Laurie Metcalf (Roseanne, The Big Bang Theory) is great as the mom which Lady Bird believes hates her no matter what she does, and a good counter, grounded in life’s experiences, to the teen’s future looking mind.
The only complaint is the VERY abrupt ending the viewer is treated to.
PHANTOM THREAD – Dresses from the House of Woodcock are prized around the World. But, in the mind of Reynolds Woodcock (Daniel Day-Lewis) you don’t own one of his creations. You are simply the occupier.
Along the way, Woodcock runs into Alma (Vicky Krieps), a restaurant waitress, who he sees as his perfect woman. Not because of her personality or beauty. But, because of her measurements.
I had no love for any of the three main characters. Neither the narcissistic designer who was all about his designs, nor Cybil (Lesley Manville), the woman who stood in the shadows helping keep the design house running, nor Alma, Woodcock’s inspiration and love interest who gets pouty at the drop of a hat when she thinks she’s being ignored, or passed by.
THE POST – Daniel Ellsberg was a private contractor assigned to the American military. His role was an analyst. But, quickly became disillusioned with what he saw as a cover-up of the US’ march to war in Viet Nam.
While it was interesting, I was disappointed that it ended when it did. So much is spent on the debate on whether to publish, yet very little on the actual trial. The film’s running time is just under two hours, so perhaps it was thought adding additional content would lose the audience. But, the trial decision had a major impact on the American Freedom of the Press, and is somewhat timely with the recent WikiLeaks scandal.
THE SHAPE OF WATER – A cleaning crew (Sally Hawkins, Octavia Spencer) stumbles into a top secret government study, eventually stealing the project to save it from the evil clutches of the government man (Michael Shannon) who would destroy it.
The special effects are amazing, and this certainly has to be one of the best designed films of the bunch.
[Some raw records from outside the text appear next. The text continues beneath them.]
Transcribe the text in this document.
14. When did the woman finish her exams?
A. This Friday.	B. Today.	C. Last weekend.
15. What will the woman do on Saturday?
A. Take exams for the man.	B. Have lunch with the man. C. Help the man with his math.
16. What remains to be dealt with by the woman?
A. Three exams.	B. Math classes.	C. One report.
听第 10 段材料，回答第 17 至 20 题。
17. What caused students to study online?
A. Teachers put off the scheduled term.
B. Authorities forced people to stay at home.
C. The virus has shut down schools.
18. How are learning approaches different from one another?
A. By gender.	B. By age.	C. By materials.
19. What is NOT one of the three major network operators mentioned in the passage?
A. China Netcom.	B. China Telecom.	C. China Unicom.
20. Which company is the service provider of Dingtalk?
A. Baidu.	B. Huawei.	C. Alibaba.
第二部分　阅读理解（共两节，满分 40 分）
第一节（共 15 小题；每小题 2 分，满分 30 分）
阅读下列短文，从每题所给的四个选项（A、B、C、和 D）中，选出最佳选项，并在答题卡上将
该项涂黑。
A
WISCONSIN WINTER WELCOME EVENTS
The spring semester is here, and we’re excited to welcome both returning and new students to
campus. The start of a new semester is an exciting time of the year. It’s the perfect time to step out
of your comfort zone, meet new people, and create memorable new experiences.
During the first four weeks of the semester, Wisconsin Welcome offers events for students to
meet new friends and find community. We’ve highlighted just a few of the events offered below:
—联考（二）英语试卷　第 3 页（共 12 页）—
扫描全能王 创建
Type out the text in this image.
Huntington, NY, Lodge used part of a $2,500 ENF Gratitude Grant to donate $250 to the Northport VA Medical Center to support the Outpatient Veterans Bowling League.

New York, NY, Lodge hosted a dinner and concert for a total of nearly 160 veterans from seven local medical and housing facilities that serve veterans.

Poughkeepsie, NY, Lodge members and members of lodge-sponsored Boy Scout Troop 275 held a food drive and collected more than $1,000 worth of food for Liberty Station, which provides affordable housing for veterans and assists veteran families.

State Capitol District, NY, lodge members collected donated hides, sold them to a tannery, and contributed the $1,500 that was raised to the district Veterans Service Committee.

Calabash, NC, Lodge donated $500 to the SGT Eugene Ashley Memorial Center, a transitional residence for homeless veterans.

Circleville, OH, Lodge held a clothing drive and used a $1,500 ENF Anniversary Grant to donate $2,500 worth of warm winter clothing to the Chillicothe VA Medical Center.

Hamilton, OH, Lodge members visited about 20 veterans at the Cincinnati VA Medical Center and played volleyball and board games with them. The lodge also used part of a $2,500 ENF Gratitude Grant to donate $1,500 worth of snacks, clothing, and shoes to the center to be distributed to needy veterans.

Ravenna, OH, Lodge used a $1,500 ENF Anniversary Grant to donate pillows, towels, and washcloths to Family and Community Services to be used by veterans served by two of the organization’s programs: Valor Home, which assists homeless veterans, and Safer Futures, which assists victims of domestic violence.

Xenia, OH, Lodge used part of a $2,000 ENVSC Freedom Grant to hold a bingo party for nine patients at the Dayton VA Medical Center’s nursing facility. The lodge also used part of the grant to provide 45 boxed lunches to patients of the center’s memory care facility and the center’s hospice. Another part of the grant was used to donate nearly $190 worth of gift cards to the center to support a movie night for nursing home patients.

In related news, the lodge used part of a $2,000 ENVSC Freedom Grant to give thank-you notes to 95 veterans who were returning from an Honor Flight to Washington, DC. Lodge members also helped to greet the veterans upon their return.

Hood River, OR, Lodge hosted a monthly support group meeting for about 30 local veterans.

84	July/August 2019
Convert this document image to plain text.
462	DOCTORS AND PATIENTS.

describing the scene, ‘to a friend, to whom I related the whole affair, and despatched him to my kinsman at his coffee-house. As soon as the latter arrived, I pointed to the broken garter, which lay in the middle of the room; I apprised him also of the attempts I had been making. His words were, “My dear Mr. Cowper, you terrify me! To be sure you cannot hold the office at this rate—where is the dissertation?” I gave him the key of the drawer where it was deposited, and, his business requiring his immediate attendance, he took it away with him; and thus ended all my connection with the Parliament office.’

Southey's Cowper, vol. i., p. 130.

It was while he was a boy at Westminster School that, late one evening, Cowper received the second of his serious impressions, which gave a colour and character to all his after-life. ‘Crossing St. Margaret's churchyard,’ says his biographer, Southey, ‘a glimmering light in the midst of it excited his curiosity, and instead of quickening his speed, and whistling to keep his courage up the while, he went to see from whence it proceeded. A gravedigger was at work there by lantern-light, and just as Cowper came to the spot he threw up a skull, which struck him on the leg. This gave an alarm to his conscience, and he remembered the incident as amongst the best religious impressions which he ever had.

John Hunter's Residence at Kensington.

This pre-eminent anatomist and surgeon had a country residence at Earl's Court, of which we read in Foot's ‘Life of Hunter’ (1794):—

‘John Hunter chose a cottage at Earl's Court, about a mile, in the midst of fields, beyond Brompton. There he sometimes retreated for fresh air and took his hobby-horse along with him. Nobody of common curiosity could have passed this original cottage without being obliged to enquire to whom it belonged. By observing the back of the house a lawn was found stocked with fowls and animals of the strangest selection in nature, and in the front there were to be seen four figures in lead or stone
Unfortunately, I was turned off a tad bit by the outright sexual content that seemed to be added just to be added, which really didn’t advance the plot of the film in anyway. Some of the things would probably fly right over the head of some younger children. But, some would make for unavoidable conversations.
Doug Jones (Star Trek Discovery, Pan’s Labyrinth, Hellboy) does it again! Andy Serkis is the most well known of the new generation of actors we don’t recognize because of they’re full covered in makeup or computer graphic effects. But, Jones is certainly up there with him in talent.
THREE BILLBOARDS OUTSIDE EBBING, MISSOURI – A mother’s frustration over a perceived lack of effort to find the killer of her daughter causes her to use three large billboards to publicly shame the town sheriff.
Writer Martin McDonagh penned a tight script, which revolved around the transformation of the two main characters, and in this circumstance wrote it with the lead actors in mind; a fact that explains why their performances fit like a glove.
Equally as pleasurable to watch was Sam Rockwell in what could be argued is his biggest role to date. It’s a shame both he and Woody Harrelson were nominated for Best Supporting Actor for their roles in Three Billboards because Rockwell’s character was more important to the plot. Harrelson was OK. But, his sheriff didn’t have nearly the screen time that Rockwell’s character did.
* * *
So what would have been my choice for Best Picture?
Three Billboards outside Ebbing Missouri
Granted it was a pretty gritty film. But, it was a well thought out journey for the main characters, with an ending that felt just right. While it might’ve leave some people wanting a sequel, I hope there isn’t one. It isn’t necessary.